March 31, 21:30 PM. Time to install ESX 4.0 update 1a; yet again, another issue: not enough diskspace to install the patches! After cleaning up the /var/cache/esxupdate, sufficient diskspace is available.
March 31, 22:00 PM. After having booted up everything, I again notice a very bad performance of ESX, and my suspicion is confirmed when I notice again the same megaraid_sas AEN events in the vmkernel logs. Strangely enough the error only occurs when I access my fileserver virtual machine, which is the only virtual machine that runs on the second of two RAID arrays... hmmm.
April 1, 13:00 PM. Some time for further analysis. I start a virtual machine running on my first RAID array and see that no AEN events are logged in the vmkernel log. Then I decide to add the VMDK's of my fileserver, all hosted on my second RAID array, one by one. The first VMDK is hotadded to a Windows 2008 virtual machine fine and I can see the data is still intact. Big relief! But indeed, when adding the second and third VMDK, the AEN events are flooding the vmkernel logs again.

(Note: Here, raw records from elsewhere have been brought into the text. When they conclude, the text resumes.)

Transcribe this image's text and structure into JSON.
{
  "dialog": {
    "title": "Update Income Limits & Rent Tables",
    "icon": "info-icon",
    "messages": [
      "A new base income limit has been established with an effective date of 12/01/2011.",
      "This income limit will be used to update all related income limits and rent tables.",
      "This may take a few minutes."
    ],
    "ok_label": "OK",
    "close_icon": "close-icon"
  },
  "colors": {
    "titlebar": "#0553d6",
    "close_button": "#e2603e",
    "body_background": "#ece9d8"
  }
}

At this time, I am becoming more and more convinced that not the Perc 5i controller is involved for the issues, but one or more disks in the second RAID array.
April 1, 14:00 PM. I decide I want to have a look at the Perc 5i controller logs to see if errors are logged at the HBA level. Since the Perc 5i uses a LSI logic chip, I use the procedure I blogged about a while back to install the MegaCLI tool again.

At this point, I discover that it is no longer possible to use the LSI MegaCLI tools under vSphere. I guess VMware finally decided that the Service Console has to run as a virtual machine and the Perc 5i card is no longer exposed inside the Service Console. LSI MegaCLI therefor reports that no compatible controllers are present. Bummer! Apparantly some people report in the VMware Community forums that LSI MSM (remote management server?) seems to work with limited functionality but I decide not to try to install this.
April 1, 17:00 PM. Time to think of an alternative way of discovering what is wrong in the second RAID array. It is a RAID5 array of 4 Seagate 1 TB disks (yes, the ST31000340AS series that had the firmware issues), and my suspicion is now that a single disk has failed, but the failure is not picked up by the Perc 5i controller, or not reported by the disk firmware. That is particularly bad because I don't want to pull the wrong disk out of a RAID5 array with a failed disk -- obviously causing a total data loss, which would be very, very, very, VERY depressing after all the happiness that I still had my data ;).

Time to pull out the Seagate selftests and indeed, testing each drive individually revealed that one of the drives had failed.

So the conclusion is: time for another RMA! I now have had each of my four Seagate 1 TB disks fail on me. In fact, out of the 8 Seagate drives I own, I have already requested 7 RMA's. At times like these I remember why I coughed up a massive amount of money to get my hands on the Western Digital Caviar Black edition (which AFAIK is the last consumer disk to provide a 5 year warranty).